El gobierno de Javier Milei enfrenta un laberinto político por las dudas sobre las propiedades del jefe de gabinete Manuel Adorni, mientras mantiene una fase negadora sin explicaciones claras pese a nuevos documentos que no cierran números.
El fiscal Gerardo Pollicita citó a la escribana Adriana Nechevenko para que aporte toda la documentación de las compras de dos inmuebles, incluyendo escrituras, hipotecas, pagos y financiamiento, ante sospechas de simulación de hipoteca, origen de fondos incompatibles con sus ingresos de 42 mil dólares y posibles lavado de activos o enriquecimiento ilícito.

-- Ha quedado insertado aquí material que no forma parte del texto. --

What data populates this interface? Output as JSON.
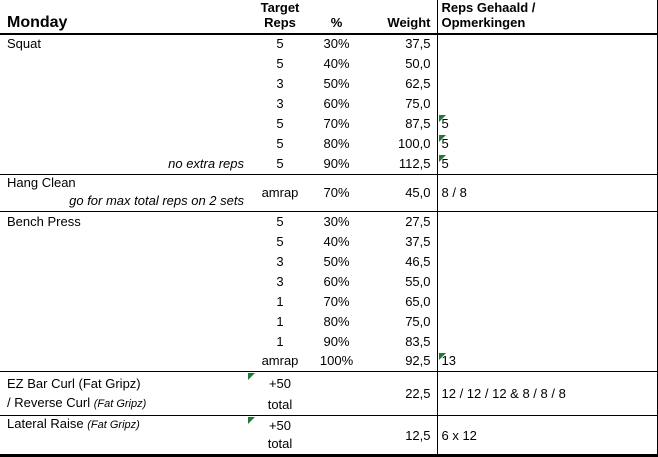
{
  "header": {
    "day": "Monday",
    "col_target_line1": "Target",
    "col_target_line2": "Reps",
    "col_pct": "%",
    "col_weight": "Weight",
    "col_result_line1": "Reps Gehaald /",
    "col_result_line2": "Opmerkingen"
  },
  "colors": {
    "flag_green": "#1e7b34",
    "border": "#000000",
    "background": "#ffffff"
  },
  "sections": [
    {
      "name": "Squat",
      "rows": [
        {
          "target": "5",
          "pct": "30%",
          "weight": "37,5",
          "result": ""
        },
        {
          "target": "5",
          "pct": "40%",
          "weight": "50,0",
          "result": ""
        },
        {
          "target": "3",
          "pct": "50%",
          "weight": "62,5",
          "result": ""
        },
        {
          "target": "3",
          "pct": "60%",
          "weight": "75,0",
          "result": ""
        },
        {
          "target": "5",
          "pct": "70%",
          "weight": "87,5",
          "result": "5"
        },
        {
          "target": "5",
          "pct": "80%",
          "weight": "100,0",
          "result": "5"
        },
        {
          "note": "no extra reps",
          "target": "5",
          "pct": "90%",
          "weight": "112,5",
          "result": "5"
        }
      ]
    },
    {
      "name": "Hang Clean",
      "note": "go for max total reps on 2 sets",
      "target": "amrap",
      "pct": "70%",
      "weight": "45,0",
      "result": "8 / 8"
    },
    {
      "name": "Bench Press",
      "rows": [
        {
          "target": "5",
          "pct": "30%",
          "weight": "27,5",
          "result": ""
        },
        {
          "target": "5",
          "pct": "40%",
          "weight": "37,5",
          "result": ""
        },
        {
          "target": "3",
          "pct": "50%",
          "weight": "46,5",
          "result": ""
        },
        {
          "target": "3",
          "pct": "60%",
          "weight": "55,0",
          "result": ""
        },
        {
          "target": "1",
          "pct": "70%",
          "weight": "65,0",
          "result": ""
        },
        {
          "target": "1",
          "pct": "80%",
          "weight": "75,0",
          "result": ""
        },
        {
          "target": "1",
          "pct": "90%",
          "weight": "83,5",
          "result": ""
        },
        {
          "target": "amrap",
          "pct": "100%",
          "weight": "92,5",
          "result": "13"
        }
      ]
    },
    {
      "name_line1": "EZ Bar Curl (Fat Gripz)",
      "name_line2": "/ Reverse Curl",
      "name_line2_note": "(Fat Gripz)",
      "target_line1": "+50",
      "target_line2": "total",
      "weight": "22,5",
      "result": "12 / 12 / 12 & 8 / 8 / 8"
    },
    {
      "name": "Lateral Raise",
      "name_note": "(Fat Gripz)",
      "target_line1": "+50",
      "target_line2": "total",
      "weight": "12,5",
      "result": "6 x 12"
    }
  ]
}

Fuentes libertarias y del gabinete confían en Adorni y esperan que presente papeles en su declaración jurada de mayo o en el Congreso el 29 de abril junto a Milei, pero el silencio genera desgaste: el gobierno muteó a sus ministros para evitar preguntas, pese a logros como la baja de pobreza por debajo del 30%.
La estrategia inicial de ignorar la prensa y culpar conspiraciones ya no da fortaleza; ahora debilita ante inconsistencias como la hipoteca de dos jubiladas y el vuelo a Nueva York, exigiendo aclaraciones urgentes para salir del laberinto.